Серж махнул рукой куда-то в сторону ветрового стекла, по которому по-прежнему потоками стекала дождевая вода. Ане, впрочем, показалось, что дождь немного ослабел. Да, явно ослабел.
– На тот момент, когда он попал им в руки, – продолжал Серж, – камень еще имел, как и «Орлов», свою изначальную, индийскую огранку и весил 191 карат. А эти августейшие олухи распорядились переогранить его в плоский бриллиант. Примитивный плоский бриллиант. Абсолютно тривиальный камень! В итоге: он так и не дотянул до оптимальных пропорций бриллианта, лишь слегка улучшилась его игра. Но, конечно, не настолько, чтобы компенсировать утраченную историческую ценность, канувшую в Лету вместе с исконной индийской огранкой. А о потере веса при переогранке страшно даже говорить: со 191 до 109 карат!
– Кошмар! – Аня была шокирована. – Практически половина веса!

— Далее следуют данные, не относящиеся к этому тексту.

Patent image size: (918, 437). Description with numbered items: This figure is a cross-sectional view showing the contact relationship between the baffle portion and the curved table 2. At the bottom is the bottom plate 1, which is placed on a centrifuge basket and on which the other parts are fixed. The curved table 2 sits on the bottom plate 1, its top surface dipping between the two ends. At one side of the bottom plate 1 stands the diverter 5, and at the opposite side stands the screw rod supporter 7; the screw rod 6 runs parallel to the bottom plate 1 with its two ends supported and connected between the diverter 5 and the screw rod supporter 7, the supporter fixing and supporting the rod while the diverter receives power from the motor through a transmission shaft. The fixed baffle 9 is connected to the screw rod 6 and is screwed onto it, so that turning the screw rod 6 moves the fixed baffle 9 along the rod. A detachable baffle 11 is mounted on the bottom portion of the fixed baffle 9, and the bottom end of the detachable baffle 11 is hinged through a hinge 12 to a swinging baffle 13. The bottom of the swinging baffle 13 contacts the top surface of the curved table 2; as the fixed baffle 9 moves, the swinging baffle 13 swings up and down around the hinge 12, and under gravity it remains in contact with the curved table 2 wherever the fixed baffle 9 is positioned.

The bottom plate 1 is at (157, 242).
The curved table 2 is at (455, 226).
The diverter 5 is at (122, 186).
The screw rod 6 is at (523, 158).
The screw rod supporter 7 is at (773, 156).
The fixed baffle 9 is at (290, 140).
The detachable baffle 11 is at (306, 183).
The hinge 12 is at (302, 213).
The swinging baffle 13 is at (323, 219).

– Да, именно. Даже британский автор – небезызвестный Герберт Смит – при всей своей лояльности – вынужден был заметить, что «мудрость этого поступка вызывает сомнения». Впрочем…
Серж усмехнулся.
– Что? – Аню снедало любопытство.
– Да то, что и «Орлов» – хотя тогда он, разумеется, назывался иначе, – весил первоначально целых 300 карат, а после того, как его огранили в Индии, вес составил всего лишь 190 карат. Треть общего веса камня – это тоже немало, и Шах-Джехан был страшно недоволен этим. Он не только ничего не заплатил гранильщику, но и приказал конфисковать его имущество. Кстати, а если бы с его алмазом сотворили то, что сотворили с «Кох-и-Нуром», то гранильщикам сняли бы головы – в самом буквальном смысле, и в этом не приходится сомневаться.
Серж замолчал, задумчиво глядя перед собой.

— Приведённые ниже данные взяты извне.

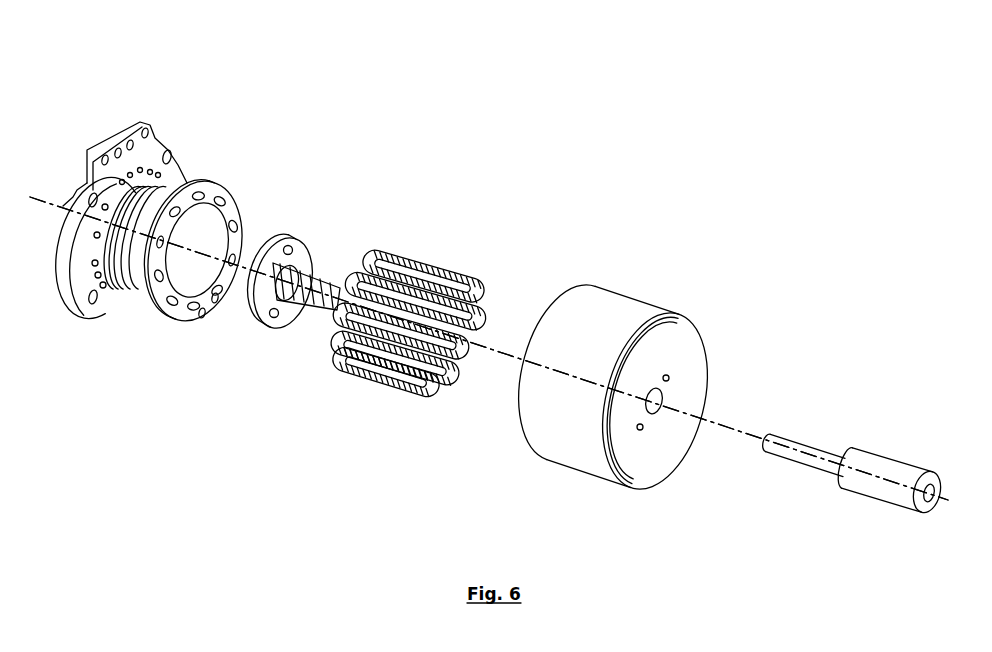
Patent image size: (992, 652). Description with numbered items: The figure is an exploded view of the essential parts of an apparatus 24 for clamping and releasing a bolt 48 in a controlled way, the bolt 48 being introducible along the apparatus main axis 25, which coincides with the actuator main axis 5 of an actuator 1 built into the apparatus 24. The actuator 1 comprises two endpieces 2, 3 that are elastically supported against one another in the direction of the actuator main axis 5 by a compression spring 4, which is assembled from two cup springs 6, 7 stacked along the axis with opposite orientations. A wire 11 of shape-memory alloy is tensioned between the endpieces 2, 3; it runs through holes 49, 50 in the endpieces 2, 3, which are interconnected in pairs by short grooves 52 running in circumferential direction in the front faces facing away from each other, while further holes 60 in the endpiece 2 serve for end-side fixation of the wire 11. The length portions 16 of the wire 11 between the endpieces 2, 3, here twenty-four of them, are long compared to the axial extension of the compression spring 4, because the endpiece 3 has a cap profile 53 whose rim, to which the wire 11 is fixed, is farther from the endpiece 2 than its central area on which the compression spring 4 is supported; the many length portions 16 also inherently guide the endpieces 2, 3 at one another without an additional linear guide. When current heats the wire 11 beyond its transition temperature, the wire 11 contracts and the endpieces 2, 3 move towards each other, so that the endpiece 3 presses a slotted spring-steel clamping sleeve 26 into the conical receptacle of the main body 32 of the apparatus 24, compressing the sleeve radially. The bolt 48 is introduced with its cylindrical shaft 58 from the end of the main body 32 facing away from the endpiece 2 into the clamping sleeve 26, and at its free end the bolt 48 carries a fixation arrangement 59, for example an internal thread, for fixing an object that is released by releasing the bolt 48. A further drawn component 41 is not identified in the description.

The actuator 1 is at (366, 246).
The endpiece 2 is at (58, 231).
The endpiece 3 is at (181, 325).
The compression spring 4 is at (118, 196).
The actuator main axis 5 is at (42, 197).
The apparatus main axis 25 is at (42, 197).
The cup spring 6 is at (105, 243).
The cup spring 7 is at (117, 280).
The holes 49 is at (95, 263).
The further holes 60 is at (107, 163).
The cap profile 53 is at (173, 183).
The short grooves 52 is at (233, 205).
The holes 50 is at (215, 298).
The flange 41 is at (267, 308).
The clamping sleeve 26 is at (302, 312).
The wire 11 is at (466, 267).
The length portions 16 is at (388, 360).
The apparatus 24 is at (590, 172).
The main body 32 is at (655, 302).
The cylindrical shaft 58 is at (792, 458).
The bolt 48 is at (892, 456).
The fixation arrangement 59 is at (924, 513).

– Да, Шах-Джехан, – медленно произнес он, – право, было бы лучше, если бы он сам попробовал огранить его…
– Его – это «Орлов»?
– Да. Но тогда, повторяю, он носил другое имя.
– Какое?
– В Европе его, вслед за Жаном-Батистом Тавернье, называли «Великим Моголом».
– Алмаз принадлежал Шах-Джехану?
– Да, Аня, принадлежал, – как и многие другие знаменитые индийские камни.

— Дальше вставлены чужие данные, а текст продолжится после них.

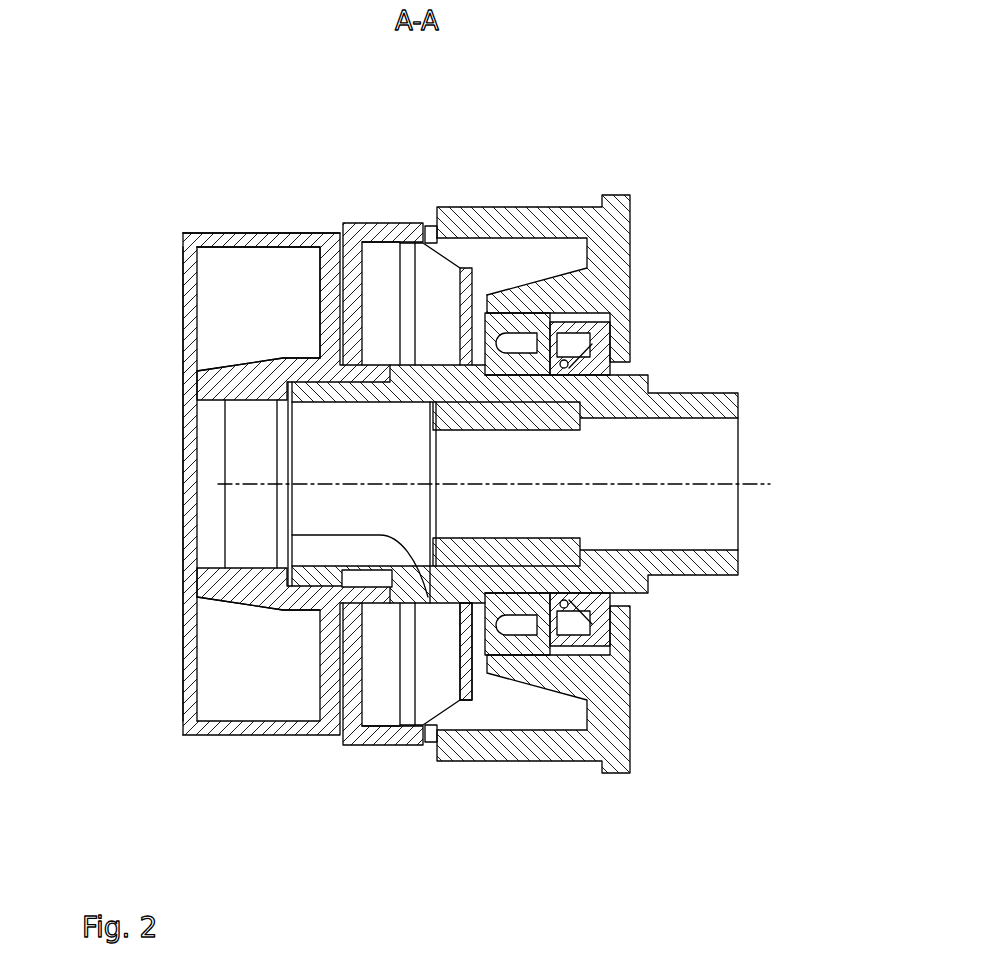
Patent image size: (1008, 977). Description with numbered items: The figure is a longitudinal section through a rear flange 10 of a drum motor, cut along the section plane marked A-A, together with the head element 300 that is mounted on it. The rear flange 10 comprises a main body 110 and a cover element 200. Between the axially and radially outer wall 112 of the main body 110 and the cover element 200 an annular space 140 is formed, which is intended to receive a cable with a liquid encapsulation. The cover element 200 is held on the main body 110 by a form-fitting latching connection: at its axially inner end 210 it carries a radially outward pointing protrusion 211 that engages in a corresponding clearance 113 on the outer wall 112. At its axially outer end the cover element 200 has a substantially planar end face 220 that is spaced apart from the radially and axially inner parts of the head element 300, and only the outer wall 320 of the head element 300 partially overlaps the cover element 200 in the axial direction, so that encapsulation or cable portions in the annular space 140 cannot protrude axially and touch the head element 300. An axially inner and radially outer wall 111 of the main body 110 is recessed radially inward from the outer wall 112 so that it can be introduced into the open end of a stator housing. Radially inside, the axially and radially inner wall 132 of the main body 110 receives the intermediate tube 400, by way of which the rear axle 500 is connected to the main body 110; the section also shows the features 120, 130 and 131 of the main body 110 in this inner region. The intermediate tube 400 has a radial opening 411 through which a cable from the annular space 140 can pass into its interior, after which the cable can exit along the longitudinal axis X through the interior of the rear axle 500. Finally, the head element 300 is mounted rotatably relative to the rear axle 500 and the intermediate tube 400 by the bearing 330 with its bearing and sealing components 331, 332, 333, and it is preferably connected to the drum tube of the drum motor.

The rear flange 10 is at (298, 131).
The main body 110 is at (289, 196).
The axially inner and radially outer wall 111 is at (234, 233).
The axially and radially outer wall 112 is at (378, 737).
The clearance 113 is at (416, 735).
The hub cylindrical wall 120 is at (320, 307).
The hub end wall 130 is at (200, 368).
The hub upper flange 131 is at (320, 355).
The axially and radially inner wall 132 is at (200, 572).
The annular space 140 is at (348, 249).
The cover element 200 is at (442, 238).
The axially inner end 210 is at (422, 236).
The protrusion 211 is at (406, 232).
The end face 220 is at (490, 240).
The head element 300 is at (662, 212).
The outer wall 320 is at (490, 248).
The bearing 330 is at (605, 292).
The bearing and sealing component 331 is at (513, 335).
The bearing and sealing component 332 is at (590, 350).
The bearing and sealing component 333 is at (612, 607).
The intermediate tube 400 is at (500, 580).
The radial opening 411 is at (400, 573).
The rear axle 500 is at (704, 385).
The longitudinal axis X is at (741, 482).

– О его истории тоже рассказывают байки? – с лукавой улыбкой спросила Аня.
– Конечно, рассказывают, – иронично прищурившись, ответил Серж. – Иначе и быть не может.
– Например?
– Да всякую ерунду, ничего такого – из ряда вон. Вполне банальные вещи. Якобы он играл роль глаза у статуи Брахмы, которая, в свою очередь, стояла в храме на острове.
– А где этот остров?
– Якобы на реке Кавери, на юге Индии.
– Напоминает «Замок на острове», правда?
– Да, пожалуй.
– Мне кажется, это придает истории шарм и романтичность.
– С точки зрения европейца – да. Из чего сразу видно, что именно европейцы и придумали эту байку.
На лице Сержа играла усмешка.
– Ну, и дальше, – продолжил он, – в том же духе: будто бы некий французский солдат, втершийся в доверие к служителям храма, украл алмаз – разумеется, ночью – как же иначе? И так далее. В общем, вполне тривиальные выдумки.